The native faiths of the Mandé people focus on venerating both the great spirits of the land as well as the honoring the spirits of the dead.
The folk religions of the Qiangic tribes focus on the worship of the Gods of nature and their ancestors, as well as the veneration of white flint stones which are said to possess spirits of nature.
Tani Lhoba and their neighbors focuses around a duality of natural deities who are worshiped as the Suprume Being. To the Tani, these dual deities are Donyi, the sun goddess, and Polo, the moon god.
Mundhumism is a religious tradition of the Kirati peoples of the Himalayas that focuses on the ancient stories and songs called Mundhum, which they consider to be their scriptures. Mundhumism is a syncretic religion, that incorporates many deities and practices from Hinduism along with the worship of ancestors.

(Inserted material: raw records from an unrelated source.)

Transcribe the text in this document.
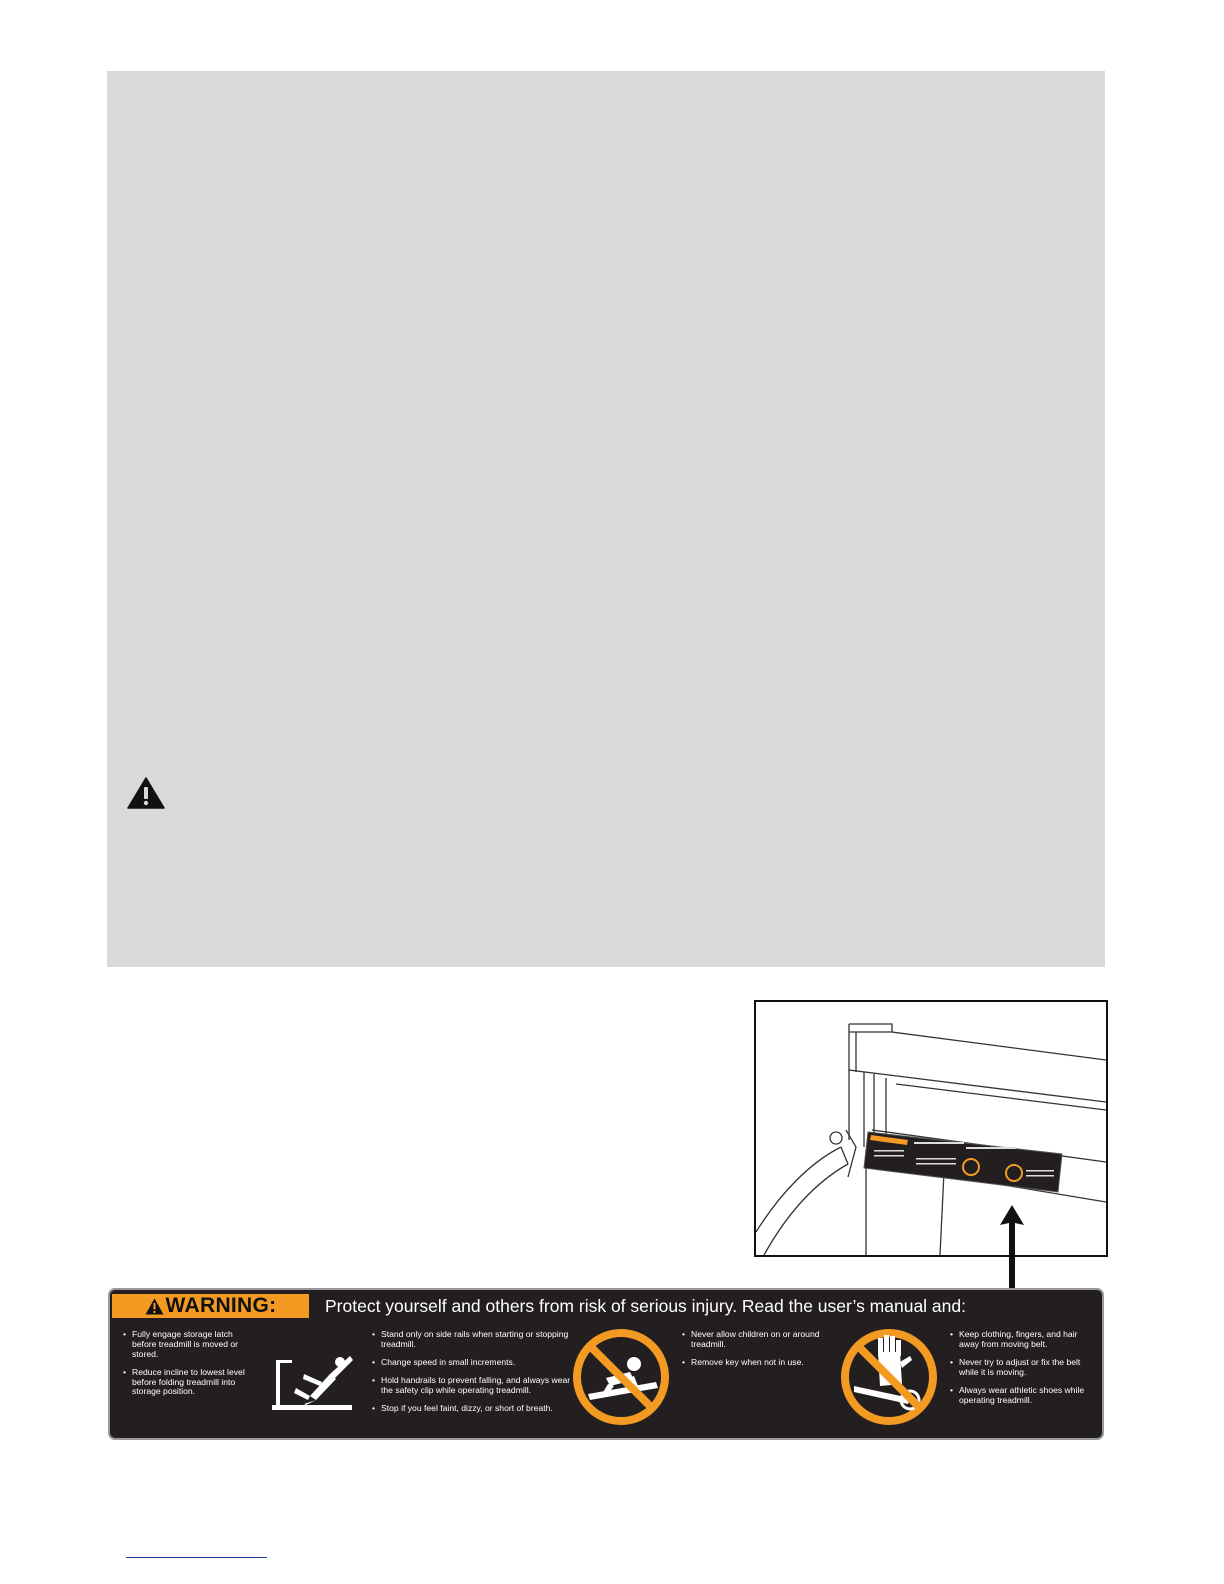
WARNING:	Protect yourself and others from risk of serious injury. Read the user’s manual and:
• Fully engage storage latch before treadmill is moved or stored.
• Reduce incline to lowest level before folding treadmill into storage position.
• Stand only on side rails when starting or stopping treadmill.
• Change speed in small increments.
• Hold handrails to prevent falling, and always wear the safety clip while operating treadmill.
• Stop if you feel faint, dizzy, or short of breath.
• Never allow children on or around treadmill.
• Remove key when not in use.
• Keep clothing, fingers, and hair away from moving belt.
• Never try to adjust or fix the belt while it is moving.
• Always wear athletic shoes while operating treadmill.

Tengrists view their existence as sustained by Tengri, the eternal blue sky, and Eje, the fertile earth mother. Adherents are expected to keep the world in balance by living an upright, respectful life; deceitfulness and subversiveness are highly stigmatized.
The various faiths of the Akan peoples worship the children of the creator and mother Earth.
As adherents of “the abode of inner peace”, Baltic pagans focus on living in harmony with the natural world around them while preserving the traditions and stories of their ancestors.
Finno-Ugric people believe the veneration of nature and a profound respect for one’s ancestors and their traditions are what define Finno-Ugric paganism. Held in high regard amongst adherents is “sisu”, a Finnish concept of stoic determination, grit, bravery, and resilience.
Venerating the spiritual force that resides in all physical things, the priestesses of this faith serve as intermediaries between mankind and the spirits of the world.
Veneration of the ancient gods remains strong here, as does the veneration of the boundary between life and death.
The native faith of the Scandinavian region, Norse paganism revolves around reverence of gods known as the Æsir. Adherents are expected to live — and preferably die — in an honorable fashion.
Oromo-Somali believe the world is ruled by many deities, but they are all subject to the highest one, Waaq, the god of the sky. Rain and life is brought down to us from above.
Serer people’s traditions outline the way of the Divine, the path to living a spiritually fulfilling life in honor of one’s ancestors and the creator of the universe, Roog.
Siberians believe in a horizontal world where men and beasts all live in clans, linked together through alliance or vengeance. Hunting is a core part of the equilibrium between taking and giving life, and with death all souls travel downstream to reincarnate in the clan they lived in previously.
Emphasizing personal duty, morality, and conformity, Slavic paganism is the blanket term for the myriad native faiths of much of Central and Eastern Europe. Community is an important part of most, and religious ceremonies are often public gatherings which celebrate beauty and joyfulness.
Though he created the universe, the high god of the Yoruba pantheon remains distant from mortal affairs. Practitioners instead pray to the òrìṣà, innumerable spirits sent by the higher divinities to guide humanity along their chosen path.
In the native Mogyër faith each Táltos, or priest, is chosen by the gods prior to their birth. Endowed with superhuman strength, wisdom, and powers, Mogyërs entrust these Táltos with protecting their communities and leading them to prosperity.
Hellenists worship the ancient Greek and Roman gods, said to reside on Mount Olympus. Each god has their own aspects and is venerated by their worshipers in their own way.
Established by the Zunbil dynasty, Zunists revere and praise the sun for bestowing its bounty upon the surface of the earth.
Commonly defined by a reverence for nature, ancestor worship, and a belief in spirits, many native faiths are considered to be various forms of paganism.